Note: Mom, you won’t want to read this.
This weekend I got a real taste of the verse in John that says, “I am the vine, you are the branches. Without me, you can do nothing.” Moments like these are priceless, of course. I just have to keep reminding myself of that. On my way out of town, my car decided it was tired of running. I had just had a new alternator installed on Thursday, but by Friday evening, the speedometer needles and gages all flipped around crazily, the dash lights pulsed, my car sputtered…. and quit. Unfortunately I was on the tollway, the sun was setting, and I was a young woman driving alone in a questionable area.
(ok mom, you can begin reading at this point.)
As I had been driving that night before the breakdown, I was thinking how amazing it was that you could just replace part after part in a car and basically keep it running as long as you wanted to. A car never really reaches the end of its life unless the owner chooses to send it out to pasture. Everything in the car was controllable, replaceable, fixable. Even my car, which is up to 269,000 miles, will keep on going as long as I replace whatever’s broken. And I had replaced several parts of my car that month alone.

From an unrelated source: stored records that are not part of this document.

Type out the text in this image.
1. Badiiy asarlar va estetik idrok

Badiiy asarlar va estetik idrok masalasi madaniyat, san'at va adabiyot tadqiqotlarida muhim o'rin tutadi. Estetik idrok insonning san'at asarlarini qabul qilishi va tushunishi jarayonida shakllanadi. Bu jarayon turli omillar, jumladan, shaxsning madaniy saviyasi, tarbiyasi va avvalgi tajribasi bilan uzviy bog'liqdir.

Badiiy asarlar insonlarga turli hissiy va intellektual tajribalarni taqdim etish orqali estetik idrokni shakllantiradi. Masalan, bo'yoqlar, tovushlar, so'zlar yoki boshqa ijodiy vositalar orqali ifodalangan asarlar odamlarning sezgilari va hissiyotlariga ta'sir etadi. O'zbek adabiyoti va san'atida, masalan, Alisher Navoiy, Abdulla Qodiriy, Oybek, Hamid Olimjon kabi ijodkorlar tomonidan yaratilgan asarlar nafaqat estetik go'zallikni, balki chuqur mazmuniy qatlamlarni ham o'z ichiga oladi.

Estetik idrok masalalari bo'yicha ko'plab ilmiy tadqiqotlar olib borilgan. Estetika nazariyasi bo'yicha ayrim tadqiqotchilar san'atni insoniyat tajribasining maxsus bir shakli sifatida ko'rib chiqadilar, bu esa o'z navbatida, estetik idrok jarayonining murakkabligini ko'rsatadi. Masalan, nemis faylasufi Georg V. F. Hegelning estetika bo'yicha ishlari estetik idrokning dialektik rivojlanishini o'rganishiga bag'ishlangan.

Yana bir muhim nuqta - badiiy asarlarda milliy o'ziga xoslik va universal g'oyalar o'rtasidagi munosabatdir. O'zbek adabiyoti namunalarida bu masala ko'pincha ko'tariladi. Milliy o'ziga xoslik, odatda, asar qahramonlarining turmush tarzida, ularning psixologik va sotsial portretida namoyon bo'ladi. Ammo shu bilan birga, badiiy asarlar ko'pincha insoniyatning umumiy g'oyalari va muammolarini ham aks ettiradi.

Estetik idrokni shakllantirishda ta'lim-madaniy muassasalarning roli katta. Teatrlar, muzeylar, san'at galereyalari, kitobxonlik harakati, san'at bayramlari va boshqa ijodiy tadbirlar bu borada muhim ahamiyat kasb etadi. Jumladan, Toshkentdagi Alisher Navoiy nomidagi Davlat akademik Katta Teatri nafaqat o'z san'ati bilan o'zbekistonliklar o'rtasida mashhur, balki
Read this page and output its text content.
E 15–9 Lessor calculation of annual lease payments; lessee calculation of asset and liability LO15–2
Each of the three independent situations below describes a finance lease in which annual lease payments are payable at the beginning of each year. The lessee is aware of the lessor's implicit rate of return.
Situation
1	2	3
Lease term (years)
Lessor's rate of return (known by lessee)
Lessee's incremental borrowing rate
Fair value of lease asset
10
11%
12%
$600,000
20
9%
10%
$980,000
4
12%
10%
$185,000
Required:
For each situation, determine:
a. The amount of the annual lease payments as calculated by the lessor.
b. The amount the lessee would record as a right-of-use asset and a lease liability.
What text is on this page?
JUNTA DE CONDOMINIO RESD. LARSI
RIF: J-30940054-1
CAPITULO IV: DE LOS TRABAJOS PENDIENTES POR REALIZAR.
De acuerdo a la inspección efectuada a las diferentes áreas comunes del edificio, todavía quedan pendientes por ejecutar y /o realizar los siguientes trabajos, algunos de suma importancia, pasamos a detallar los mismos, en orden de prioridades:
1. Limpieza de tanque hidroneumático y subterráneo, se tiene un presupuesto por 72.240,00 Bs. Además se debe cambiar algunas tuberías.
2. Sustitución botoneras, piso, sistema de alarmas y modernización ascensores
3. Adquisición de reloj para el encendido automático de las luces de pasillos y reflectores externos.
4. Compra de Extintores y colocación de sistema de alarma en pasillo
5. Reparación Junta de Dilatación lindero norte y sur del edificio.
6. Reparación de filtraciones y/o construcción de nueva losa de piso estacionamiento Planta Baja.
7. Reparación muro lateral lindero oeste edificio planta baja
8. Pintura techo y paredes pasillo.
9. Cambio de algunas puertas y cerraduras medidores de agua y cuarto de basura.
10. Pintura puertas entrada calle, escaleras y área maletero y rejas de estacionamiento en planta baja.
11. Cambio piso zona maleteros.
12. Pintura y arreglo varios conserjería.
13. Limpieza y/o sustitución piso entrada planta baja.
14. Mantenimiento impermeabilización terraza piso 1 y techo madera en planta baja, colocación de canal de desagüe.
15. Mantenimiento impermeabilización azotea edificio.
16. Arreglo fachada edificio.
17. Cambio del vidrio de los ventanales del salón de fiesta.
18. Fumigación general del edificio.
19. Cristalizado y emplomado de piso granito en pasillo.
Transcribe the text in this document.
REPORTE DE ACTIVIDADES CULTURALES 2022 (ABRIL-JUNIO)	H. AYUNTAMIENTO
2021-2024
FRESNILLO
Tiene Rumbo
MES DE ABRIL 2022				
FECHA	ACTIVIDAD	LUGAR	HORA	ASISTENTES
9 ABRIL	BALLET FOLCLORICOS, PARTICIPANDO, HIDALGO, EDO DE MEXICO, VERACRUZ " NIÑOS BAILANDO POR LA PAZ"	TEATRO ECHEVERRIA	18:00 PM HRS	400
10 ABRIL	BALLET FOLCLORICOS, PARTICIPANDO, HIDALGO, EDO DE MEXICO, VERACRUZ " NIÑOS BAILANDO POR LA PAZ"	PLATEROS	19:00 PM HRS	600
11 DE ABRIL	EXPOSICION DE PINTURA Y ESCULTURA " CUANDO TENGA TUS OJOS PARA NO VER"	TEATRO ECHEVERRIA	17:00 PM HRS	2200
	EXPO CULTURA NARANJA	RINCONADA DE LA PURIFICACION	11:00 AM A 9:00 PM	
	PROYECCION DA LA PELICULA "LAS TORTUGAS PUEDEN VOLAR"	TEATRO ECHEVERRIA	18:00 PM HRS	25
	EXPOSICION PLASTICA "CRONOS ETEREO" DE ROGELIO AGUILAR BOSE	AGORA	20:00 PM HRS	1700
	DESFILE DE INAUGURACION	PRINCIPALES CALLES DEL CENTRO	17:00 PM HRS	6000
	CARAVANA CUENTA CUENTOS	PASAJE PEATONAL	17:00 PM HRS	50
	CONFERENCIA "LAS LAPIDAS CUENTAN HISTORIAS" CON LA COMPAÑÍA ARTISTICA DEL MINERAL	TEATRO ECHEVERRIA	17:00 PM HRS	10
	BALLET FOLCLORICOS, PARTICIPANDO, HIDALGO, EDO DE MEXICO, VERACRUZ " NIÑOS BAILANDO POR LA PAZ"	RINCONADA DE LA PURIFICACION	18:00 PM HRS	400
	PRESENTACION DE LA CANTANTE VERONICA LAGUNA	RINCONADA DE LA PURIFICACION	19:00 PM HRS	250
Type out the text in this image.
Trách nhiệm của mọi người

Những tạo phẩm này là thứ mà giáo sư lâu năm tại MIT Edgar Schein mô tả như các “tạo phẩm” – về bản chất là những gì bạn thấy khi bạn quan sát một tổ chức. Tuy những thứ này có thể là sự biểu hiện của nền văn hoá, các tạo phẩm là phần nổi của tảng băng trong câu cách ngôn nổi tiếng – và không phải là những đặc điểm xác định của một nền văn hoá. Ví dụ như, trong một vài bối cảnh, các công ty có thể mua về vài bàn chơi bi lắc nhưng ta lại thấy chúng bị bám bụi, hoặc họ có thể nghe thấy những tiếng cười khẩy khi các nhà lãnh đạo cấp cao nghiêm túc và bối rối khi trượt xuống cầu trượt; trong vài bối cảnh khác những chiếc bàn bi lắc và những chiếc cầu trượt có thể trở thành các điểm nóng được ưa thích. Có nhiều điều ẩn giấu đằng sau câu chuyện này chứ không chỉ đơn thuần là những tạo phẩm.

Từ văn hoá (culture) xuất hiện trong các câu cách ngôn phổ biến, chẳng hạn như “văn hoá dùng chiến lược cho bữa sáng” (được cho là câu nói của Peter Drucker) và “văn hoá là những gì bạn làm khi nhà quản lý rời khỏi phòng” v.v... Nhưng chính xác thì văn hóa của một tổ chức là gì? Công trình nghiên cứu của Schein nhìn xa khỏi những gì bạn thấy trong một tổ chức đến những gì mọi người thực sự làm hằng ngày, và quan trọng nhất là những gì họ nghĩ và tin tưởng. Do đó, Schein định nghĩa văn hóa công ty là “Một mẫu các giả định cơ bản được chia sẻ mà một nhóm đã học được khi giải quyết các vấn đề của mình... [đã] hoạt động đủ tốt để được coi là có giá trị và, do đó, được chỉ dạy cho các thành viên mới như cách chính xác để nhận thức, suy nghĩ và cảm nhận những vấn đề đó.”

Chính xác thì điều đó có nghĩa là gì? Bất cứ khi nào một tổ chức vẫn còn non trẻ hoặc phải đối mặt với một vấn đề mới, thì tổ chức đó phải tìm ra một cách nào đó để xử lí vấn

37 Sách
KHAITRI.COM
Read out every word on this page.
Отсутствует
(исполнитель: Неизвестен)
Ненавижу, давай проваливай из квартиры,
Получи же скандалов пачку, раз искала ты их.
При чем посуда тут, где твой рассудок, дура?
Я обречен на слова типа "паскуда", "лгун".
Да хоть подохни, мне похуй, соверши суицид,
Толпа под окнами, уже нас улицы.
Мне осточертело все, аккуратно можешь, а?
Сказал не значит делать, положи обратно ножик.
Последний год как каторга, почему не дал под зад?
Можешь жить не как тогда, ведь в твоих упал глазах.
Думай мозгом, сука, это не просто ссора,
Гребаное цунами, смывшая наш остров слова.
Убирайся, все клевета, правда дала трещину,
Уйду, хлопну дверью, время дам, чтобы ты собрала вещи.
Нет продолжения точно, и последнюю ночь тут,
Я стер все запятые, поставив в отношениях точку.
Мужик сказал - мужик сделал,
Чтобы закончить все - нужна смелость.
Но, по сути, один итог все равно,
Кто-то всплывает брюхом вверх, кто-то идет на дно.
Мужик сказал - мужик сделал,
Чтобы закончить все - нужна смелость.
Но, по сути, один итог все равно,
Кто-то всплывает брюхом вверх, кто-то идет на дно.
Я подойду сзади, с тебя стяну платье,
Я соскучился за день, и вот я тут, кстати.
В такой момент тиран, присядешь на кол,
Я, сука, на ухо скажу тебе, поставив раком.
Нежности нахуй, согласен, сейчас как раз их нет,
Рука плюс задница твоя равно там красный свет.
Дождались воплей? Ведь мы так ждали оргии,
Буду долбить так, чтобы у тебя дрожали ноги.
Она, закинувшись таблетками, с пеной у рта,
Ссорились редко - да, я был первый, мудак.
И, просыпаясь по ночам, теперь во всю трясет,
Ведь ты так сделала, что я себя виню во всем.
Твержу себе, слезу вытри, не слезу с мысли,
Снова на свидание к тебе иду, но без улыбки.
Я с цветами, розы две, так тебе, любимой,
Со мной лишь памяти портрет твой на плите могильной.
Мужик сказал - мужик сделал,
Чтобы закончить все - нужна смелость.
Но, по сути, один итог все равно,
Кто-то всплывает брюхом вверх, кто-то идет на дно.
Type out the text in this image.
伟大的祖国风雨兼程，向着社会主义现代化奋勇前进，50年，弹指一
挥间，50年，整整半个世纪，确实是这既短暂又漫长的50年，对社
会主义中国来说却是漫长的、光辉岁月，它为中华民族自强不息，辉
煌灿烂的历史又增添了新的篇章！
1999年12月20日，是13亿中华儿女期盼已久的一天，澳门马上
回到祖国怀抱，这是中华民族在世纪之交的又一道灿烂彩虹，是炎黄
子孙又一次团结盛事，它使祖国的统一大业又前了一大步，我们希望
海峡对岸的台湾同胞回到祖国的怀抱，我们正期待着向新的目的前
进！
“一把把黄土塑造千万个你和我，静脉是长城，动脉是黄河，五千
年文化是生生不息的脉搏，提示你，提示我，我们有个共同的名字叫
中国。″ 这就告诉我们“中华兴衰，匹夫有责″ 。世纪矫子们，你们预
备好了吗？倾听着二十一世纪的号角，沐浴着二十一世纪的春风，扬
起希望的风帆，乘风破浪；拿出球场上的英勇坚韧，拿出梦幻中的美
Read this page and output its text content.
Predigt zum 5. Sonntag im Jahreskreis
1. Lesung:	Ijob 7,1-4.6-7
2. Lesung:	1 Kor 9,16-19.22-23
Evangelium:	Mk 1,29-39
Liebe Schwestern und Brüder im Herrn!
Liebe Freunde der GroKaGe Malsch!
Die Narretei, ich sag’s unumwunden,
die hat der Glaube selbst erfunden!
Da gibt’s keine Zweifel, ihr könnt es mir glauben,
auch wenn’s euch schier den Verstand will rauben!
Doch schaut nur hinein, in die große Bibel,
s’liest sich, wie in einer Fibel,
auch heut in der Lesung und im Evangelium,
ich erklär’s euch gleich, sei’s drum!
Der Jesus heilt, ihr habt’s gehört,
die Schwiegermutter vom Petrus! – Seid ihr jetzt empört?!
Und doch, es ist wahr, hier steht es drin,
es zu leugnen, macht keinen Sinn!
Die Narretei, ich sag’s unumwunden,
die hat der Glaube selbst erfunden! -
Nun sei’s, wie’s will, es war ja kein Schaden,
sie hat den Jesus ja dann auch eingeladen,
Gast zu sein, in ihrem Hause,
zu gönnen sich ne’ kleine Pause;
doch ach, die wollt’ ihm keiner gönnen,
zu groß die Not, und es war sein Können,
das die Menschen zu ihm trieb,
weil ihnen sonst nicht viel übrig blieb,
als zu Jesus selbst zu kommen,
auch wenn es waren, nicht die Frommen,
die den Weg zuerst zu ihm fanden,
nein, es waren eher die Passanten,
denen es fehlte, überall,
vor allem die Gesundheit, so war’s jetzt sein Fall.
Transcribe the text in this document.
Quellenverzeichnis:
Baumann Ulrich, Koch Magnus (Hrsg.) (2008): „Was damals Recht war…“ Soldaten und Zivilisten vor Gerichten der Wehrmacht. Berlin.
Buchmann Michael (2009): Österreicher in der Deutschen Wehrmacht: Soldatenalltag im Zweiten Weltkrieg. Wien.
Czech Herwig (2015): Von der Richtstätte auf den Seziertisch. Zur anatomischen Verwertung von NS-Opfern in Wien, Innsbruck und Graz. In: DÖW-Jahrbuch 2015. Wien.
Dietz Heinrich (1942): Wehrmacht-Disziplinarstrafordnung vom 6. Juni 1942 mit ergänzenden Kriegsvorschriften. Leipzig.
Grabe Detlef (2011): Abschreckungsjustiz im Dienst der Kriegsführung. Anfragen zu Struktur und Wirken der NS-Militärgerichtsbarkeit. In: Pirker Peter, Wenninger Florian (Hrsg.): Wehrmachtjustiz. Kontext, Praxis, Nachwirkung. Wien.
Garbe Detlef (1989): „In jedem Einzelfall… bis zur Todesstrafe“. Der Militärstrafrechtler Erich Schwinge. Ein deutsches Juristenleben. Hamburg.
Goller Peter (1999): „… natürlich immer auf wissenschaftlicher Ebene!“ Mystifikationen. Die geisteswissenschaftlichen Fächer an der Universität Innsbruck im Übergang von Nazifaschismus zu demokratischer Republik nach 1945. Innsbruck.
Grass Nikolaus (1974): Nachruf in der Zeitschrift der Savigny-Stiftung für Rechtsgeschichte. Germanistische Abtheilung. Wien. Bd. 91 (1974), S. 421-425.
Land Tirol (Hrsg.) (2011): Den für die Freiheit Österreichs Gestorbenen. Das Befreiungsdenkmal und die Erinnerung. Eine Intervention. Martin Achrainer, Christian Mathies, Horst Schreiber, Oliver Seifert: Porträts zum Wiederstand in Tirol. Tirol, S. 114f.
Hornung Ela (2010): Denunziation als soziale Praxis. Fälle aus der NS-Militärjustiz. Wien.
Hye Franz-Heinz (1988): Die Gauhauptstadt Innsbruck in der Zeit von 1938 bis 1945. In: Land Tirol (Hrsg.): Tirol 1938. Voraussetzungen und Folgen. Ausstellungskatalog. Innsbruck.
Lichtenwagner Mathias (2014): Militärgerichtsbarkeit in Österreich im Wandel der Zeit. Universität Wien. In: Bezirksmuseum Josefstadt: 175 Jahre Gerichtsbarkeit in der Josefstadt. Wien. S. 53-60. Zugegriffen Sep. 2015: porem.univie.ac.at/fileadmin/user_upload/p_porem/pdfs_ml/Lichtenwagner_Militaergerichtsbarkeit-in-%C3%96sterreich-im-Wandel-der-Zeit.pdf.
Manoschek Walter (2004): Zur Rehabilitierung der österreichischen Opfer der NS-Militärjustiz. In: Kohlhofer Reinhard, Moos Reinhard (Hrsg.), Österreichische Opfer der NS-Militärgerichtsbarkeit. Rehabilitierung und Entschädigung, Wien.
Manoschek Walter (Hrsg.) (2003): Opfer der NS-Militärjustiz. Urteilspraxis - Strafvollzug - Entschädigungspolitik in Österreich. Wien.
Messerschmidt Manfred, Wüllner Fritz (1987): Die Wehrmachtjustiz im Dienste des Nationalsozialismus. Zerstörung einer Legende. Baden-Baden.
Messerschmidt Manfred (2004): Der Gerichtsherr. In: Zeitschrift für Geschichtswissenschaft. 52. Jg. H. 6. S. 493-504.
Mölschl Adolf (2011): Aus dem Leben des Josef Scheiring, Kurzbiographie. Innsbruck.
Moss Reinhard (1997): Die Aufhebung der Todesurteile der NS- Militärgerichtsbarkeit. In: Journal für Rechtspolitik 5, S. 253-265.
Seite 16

I had formulated a game plan then. Whenever something started going bad, I’d replace it, and I’d never get stuck. I had caught the alternator problem when my dash lights started dimming and had replaced it. I had avoided that catastrophe. When the car clicked at each turn, I replaced the CV joints which were about to bust in half. Avoided that one too. I’d be better than the vast majority of car owners who simply missed the signs of car problems, put off general maintenance, or chose to wait to replace breaking parts. That way I’d keep my car running forever.
But some things are simply out of our control. I was cruising at 80 mph down the interstate when, despite my planning, my watchful eye, and my careful maintenance, everything in my car shut down. I couldn’t even work the windows. Not one sign of life ran through my car. I couldn’t even drive it to a safe, well-lit area. I was stuck in Gary, Indiana on an exit ramp as the sun set, staring at a boarded up former grocery store.
So many times in my Christian walk I’ve been tempted to blindly follow rules without thinking about anything. Like, if I do everything I’m supposed to do, keep up with the maintenance items, somehow it will all add up to having the kind of safe, out-of-trouble life we all desire. But as Scripture says, “our ways are not His ways.” We can follow the rules to the letter, and then be hit with a surprise health problem. A rebellious child. Family fights. Things we thought we would be able to avoid by living the right way, but somehow it didn’t happen that way. God has a way of stepping in and shaking up our carefully mapped-out plans to show us who’s really boss.
God did not give us commands with the promise that we’d experience a great life free of problems if we obeyed these orders. It’s true that when we deviate from them we face problems in our lives, but sometimes even if we do follow them we face problems. God wants these troubles in our lives for our own good. Look at the first chapter in James. What a great God, that He can take our little inconveniences and our extreme pains and make them into something beautiful – our holiness. And at the end of the day, our pains and struggles are what remind us how desperately we need him, and how even if we do everything we should, we can do nothing without Him. Sometimes I’m frustrated I’m not in control, but I’m awfully glad I’m giving that position over to a very trustworthy God.